Nevertheless, listening to unwanted “advice” as to what should be done and what needed to be done to avert the crisis which had engulfed her club as events were debated on the radio as she drove home that Thursday evening riled Dempster to the point she had to restrain herself from calling in, reckoning: “I thought it wouldn’t be good for me.
“Do I get annoyed or frustrated? I was sat knowing the club has supported Neil and that he had clarified that regarding transfer budgets that were available in January and then you have individuals who, when they see and opportunity, come out of the woodwork to express their feelings, whatever they may be. We’ve had this before. Where is the magic cheque, the magic bank? It does not exist. It’s not about us being bean-counters or penny-pinchers.
“We run a very successful football club and this football club will continue to be successful, that’s our absolute determination and we are not going to jeopardise that just because someone gets himself on the radio or in the newspapers and tells us to get out the imaginary cheque book. Absolutely not.
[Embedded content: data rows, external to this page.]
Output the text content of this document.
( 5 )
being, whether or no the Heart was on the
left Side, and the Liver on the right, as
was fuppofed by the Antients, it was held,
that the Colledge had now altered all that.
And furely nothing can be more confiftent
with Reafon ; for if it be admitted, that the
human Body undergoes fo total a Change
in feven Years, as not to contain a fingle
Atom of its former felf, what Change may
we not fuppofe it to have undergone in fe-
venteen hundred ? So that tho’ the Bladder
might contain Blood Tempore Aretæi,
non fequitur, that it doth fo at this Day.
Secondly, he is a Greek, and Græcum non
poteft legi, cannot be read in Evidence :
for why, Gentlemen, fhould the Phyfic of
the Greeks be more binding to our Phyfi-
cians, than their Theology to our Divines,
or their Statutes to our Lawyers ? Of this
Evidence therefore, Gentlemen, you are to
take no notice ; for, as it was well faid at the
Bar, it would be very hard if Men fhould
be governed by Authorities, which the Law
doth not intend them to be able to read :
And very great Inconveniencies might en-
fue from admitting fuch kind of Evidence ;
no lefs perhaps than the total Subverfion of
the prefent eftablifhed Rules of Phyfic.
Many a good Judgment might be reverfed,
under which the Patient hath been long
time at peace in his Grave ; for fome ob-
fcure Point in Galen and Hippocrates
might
“But what we sill do is support our football department, our manager, our staff, everyone in here, to support there ambitions which is to have a really successful club competing right at the top of the league as we ultimately did this year and making sure we make good decisions for the club, not just now but for the long term. If anyone thinks we are just going to make this imaginary investment, that’s the start of the slippery slope and we are not going to do it.”
Demspter insisted the Hibs’ board are determined to give Lennon all the backing they can as he seeks to revamp his squad over the coming weeks, saying: “We are preparing for eventualities for either major change across the player squad or minor change and, actually, the things we want to elect to do.
“Neil has said potential targets have already been identified. This is work that’s been going on for years, looking ahead to future windows. That’s the life cycle in football. I’ve been in football for ten years, people move when you don’t want them to, you feel reflective and quite unhappy because you don’t want it to happen.
“But then there’s maybe a player you want to move on and he doesn’t want to leave and there’s a big emotion in that. But that’s football, that’s how teams evolve.”